Proprio su questo requisito si concentra la risposta. L’istante sosteneva che, dopo la riforma del 2024, la nuova locuzione normativa relativa all’"integrazione di un controllo già esistente" consentisse di considerare rilevante anche la sommatoria tra la quota trasferita in comunione e le partecipazioni già detenute individualmente dai coeredi, così da riconoscere l’esenzione. A sostegno di tale tesi richiamava anche l’orientamento secondo cui, in presenza di comunione ereditaria, i diritti sociali sono esercitati mediante rappresentante comune e la quota indivisa potrebbe quindi assumere rilevanza unitaria ai fini del controllo. L’Agenzia, tuttavia, non condivide questa impostazione.
La risposta precisa infatti che l’agevolazione continua a richiedere che il trasferimento della partecipazione consenta, di per sé, al beneficiario o ai beneficiari del trasferimento di acquisire o integrare il controllo di diritto della società. Sul punto vengono richiamati i precedenti di prassi che hanno ammesso il beneficio quando una partecipazione di controllo sia trasferita a più discendenti in regime di comproprietà, proprio perché, in tal caso, la partecipazione trasferita in comunione, considerata unitariamente attraverso il rappresentante comune, è già idonea a esprimere il controllo della società. Ma tale soluzione, osserva l’Agenzia, non può essere estesa alle ipotesi in cui il controllo derivi solo dalla somma tra una quota ricevuta in comunione e altre quote detenute individualmente dai medesimi soggetti in situazioni giuridiche distinte.
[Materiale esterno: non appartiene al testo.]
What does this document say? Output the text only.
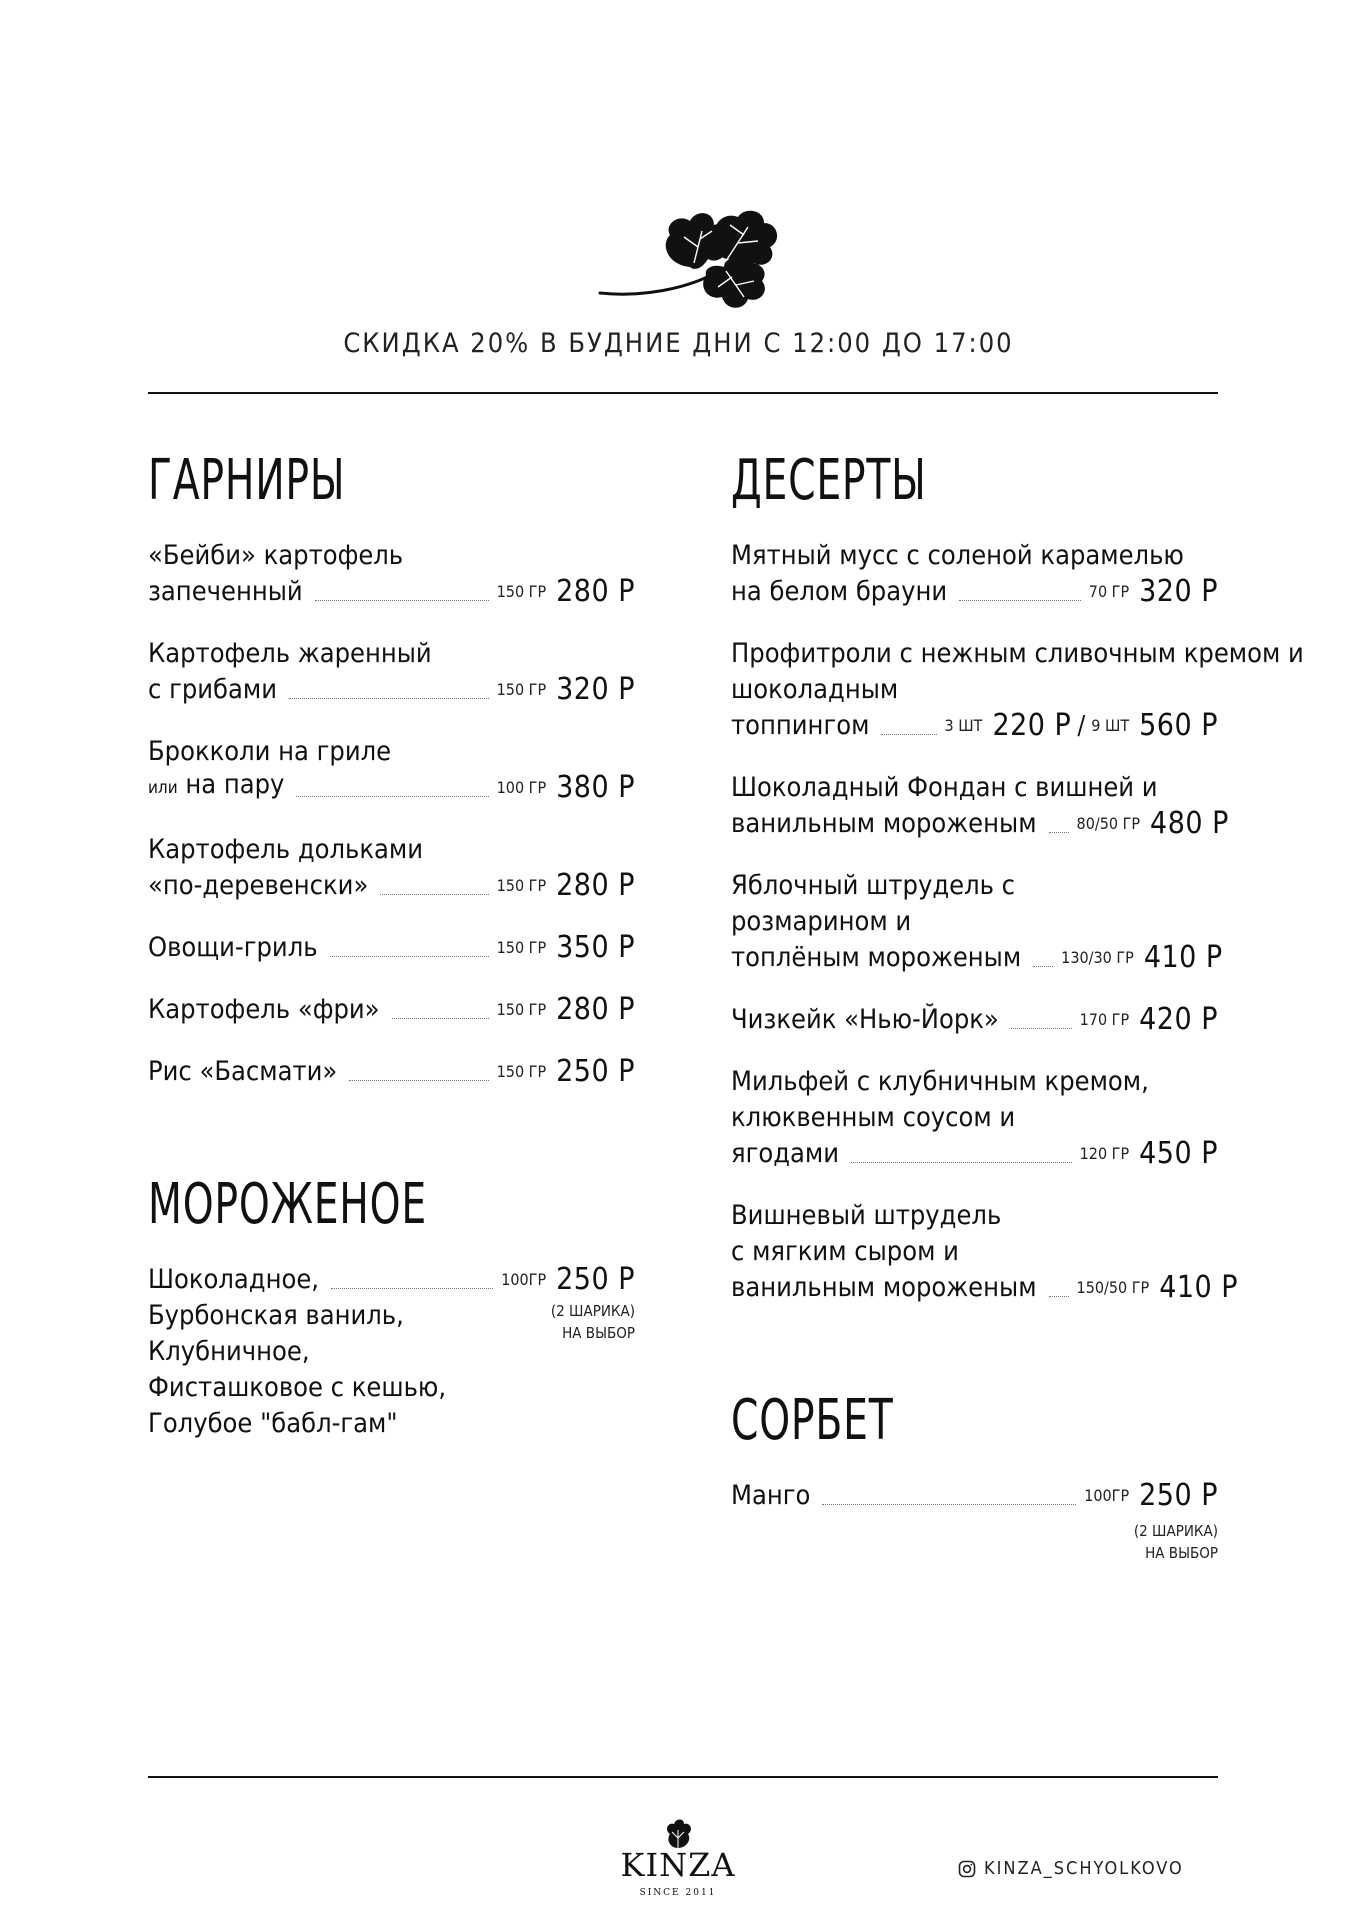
СКИДКА 20% В БУДНИЕ ДНИ С 12:00 ДО 17:00
ГАРНИРЫ
«Бейби» картофель
запеченный	150 ГР 280 Р
Картофель жаренный
с грибами	150 ГР 320 Р
Брокколи на гриле
или на пару	100 ГР 380 Р
Картофель дольками
«по-деревенски»	150 ГР 280 Р
Овощи-гриль	150 ГР 350 Р
Картофель «фри»	150 ГР 280 Р
Рис «Басмати»	150 ГР 250 Р
МОРОЖЕНОЕ
Шоколадное,	100ГР 250 Р
(2 ШАРИКА)
НА ВЫБОР
Бурбонская ваниль,
Клубничное,
Фисташковое с кешью,
Голубое "бабл-гам"
ДЕСЕРТЫ
Мятный мусс с соленой карамелью
на белом брауни	70 ГР 320 Р
Профитроли с нежным сливочным кремом и
шоколадным
топпингом	3 ШТ 220 Р / 9 ШТ 560 Р
Шоколадный Фондан с вишней и
ванильным мороженым	80/50 ГР 480 Р
Яблочный штрудель с
розмарином и
топлёным мороженым	130/30 ГР 410 Р
Чизкейк «Нью-Йорк»	170 ГР 420 Р
Мильфей с клубничным кремом,
клюквенным соусом и
ягодами	120 ГР 450 Р
Вишневый штрудель
с мягким сыром и
ванильным мороженым	150/50 ГР 410 Р
СОРБЕТ
Манго	100ГР 250 Р
(2 ШАРИКА)
НА ВЫБОР
KINZA
SINCE 2011
KINZA_SCHYOLKOVO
Il punto decisivo, dunque, è che non è possibile procedere a un computo unitario tra partecipazioni riconducibili a titoli giuridici differenti: da un lato, la quota trasferita mortis causa in comunione indivisa; dall’altro, le partecipazioni già detenute individualmente da ciascun coerede in titolarità esclusiva. Secondo l’Agenzia, la possibilità di esercizio unitario del voto tramite rappresentante comune riguarda la sola quota in comproprietà e non consente di "fondere" tale posizione con le quote personali dei singoli eredi ai fini della verifica del requisito del controllo. Richiamando la propria prassi consolidata e la giurisprudenza di legittimità del 2021, la risposta ribadisce quindi che il beneficio spetta quando il trasferimento, da solo, attribuisce il controllo oppure integra un controllo già esistente sempre con riferimento alla partecipazione trasferita, ma non quando il risultato sia raggiunto solo sommando partecipazioni appartenenti a distinte situazioni giuridiche soggettive.
Applicando questi principi al caso concreto, l’Agenzia conclude che la partecipazione del 35 per cento trasferita per successione in comunione indivisa al coniuge e alle due figlie non consente, di per sé, di acquisire o integrare un controllo di diritto sulla società, poiché tale quota, isolatamente considerata, resta inferiore alla maggioranza dei voti esercitabili in assemblea ordinaria. Non potendo essere sommata alle partecipazioni già possedute individualmente dagli stessi coeredi, il requisito del controllo non risulta soddisfatto. Di conseguenza, il trasferimento resta escluso dall’ambito applicativo dell’art. 3, comma 4-ter, TUSD ed è soggetto all’ordinaria imposizione successoria. Proprio perché la risposta si arresta a questo profilo ostativo, l’Agenzia dichiara assorbita l’ulteriore questione prospettata dall’istante in ordine alla natura della società e alla possibile qualificazione della stessa come società di mero godimento.